Monday, November 17, 2014

A não existência do ser

Uma ou duas linhas abaixo das margens da miséria vivia escondido como escombro; um ser despedaçado por detrás das sombras das próprias ruínas.
Ríspido com o próprio âmago, afogando as vozes mais baixas que se podia ouvir dentro da cabeça a fundo do abissal silencioso em que seus olhos flutuavam. Boiavam lá também as ruas e outras misérias.
Recluso, à si mesmo negava as chaves da liberdade e a luz da janela, que tapava com manto, seja véu ou medo, manto que obstruia até mesmo uma só partícula de luz.
Apesar de ter tantos desejos encarcerados, nada lá se podia encontrar. Era o vazio de uma mente cheia de nada e os ecos dos sonhos já mortos em suas minas.
Rastejava o ser com um pé na guia e outro na sarjeta, desajeitado mais do que era por natureza, locomovendo seu corpo lívido à lugar nenhum.
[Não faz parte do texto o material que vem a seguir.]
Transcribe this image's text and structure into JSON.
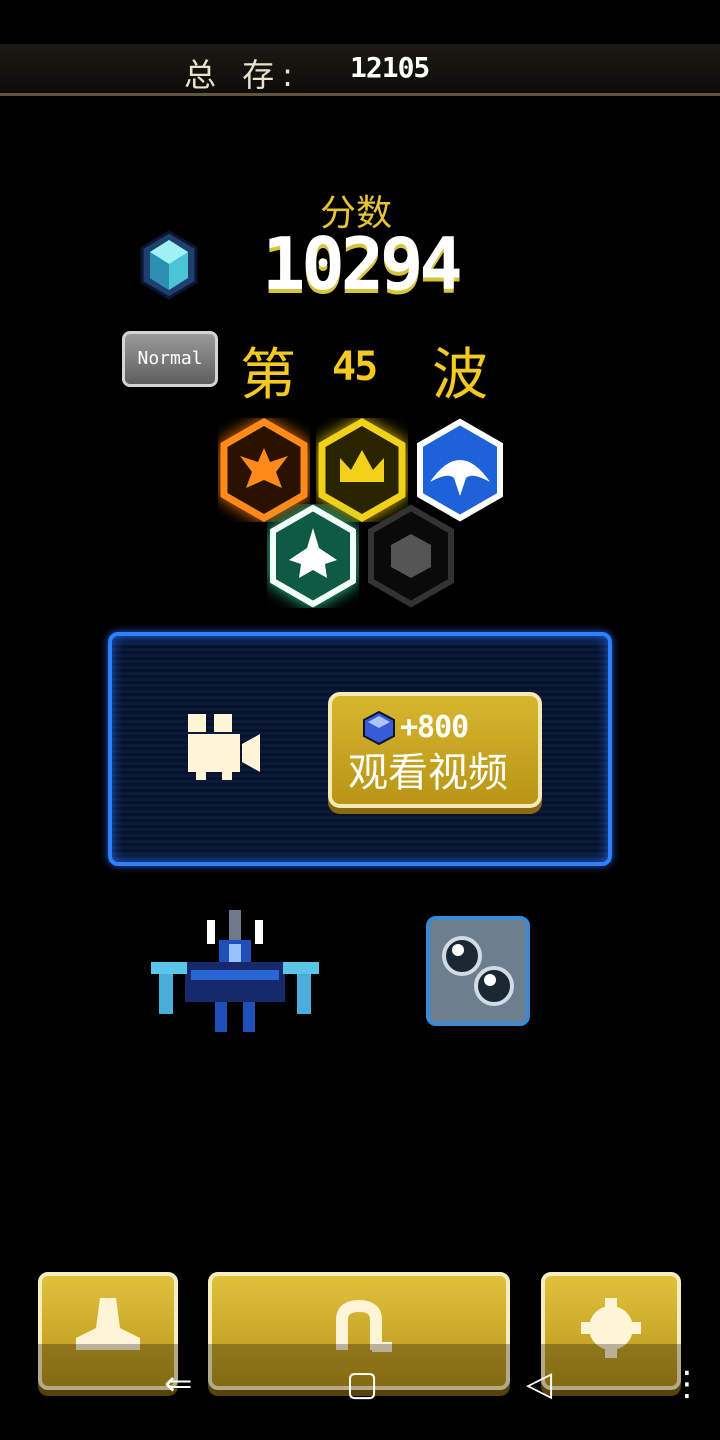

Era de se ter medo. Como o dono da rua e todos os becos e avenidas, banhava-se na madrugada, escorado nas estrelas, como quem tentava escalar as mais amedrontadoras cascatas agarrando pedras lisas e musgos.
O desespero de ir vagarosamente à lugar nenhum despertava um brilho medonho em seus olhos cegos, que rastejavam a procura das pontas dos cigarros e da esperança, enquanto afogava-se em seu próprio abismo desapercebidamente.
Os tambores batiam forte, como desespero de um coração fugitivo, junto ao descompasso da sua existência, fugitiva também, caminhavam lado a lado, passo a passo, para um só parecer.
Os metros transformavam-se em kilômetros, dando ênfase à infinitude do rastejar humilhante nos inférteis solos de concreto.
De longe via-se a mancha que sujava as paredes da antemanhã. Uma aberração tão assustada quanto podia assustar.
As horas iam passando e sua existência ia se dissipando a cada metro percorrido, desaparecendo no abraço da noite.
E naquele momento já não existia mais o ser, como já não existiam seus pensamentos. Apenas aquelas manchas que perduraram até o alvorecer, refletindo a existência de um ser que para si não existe.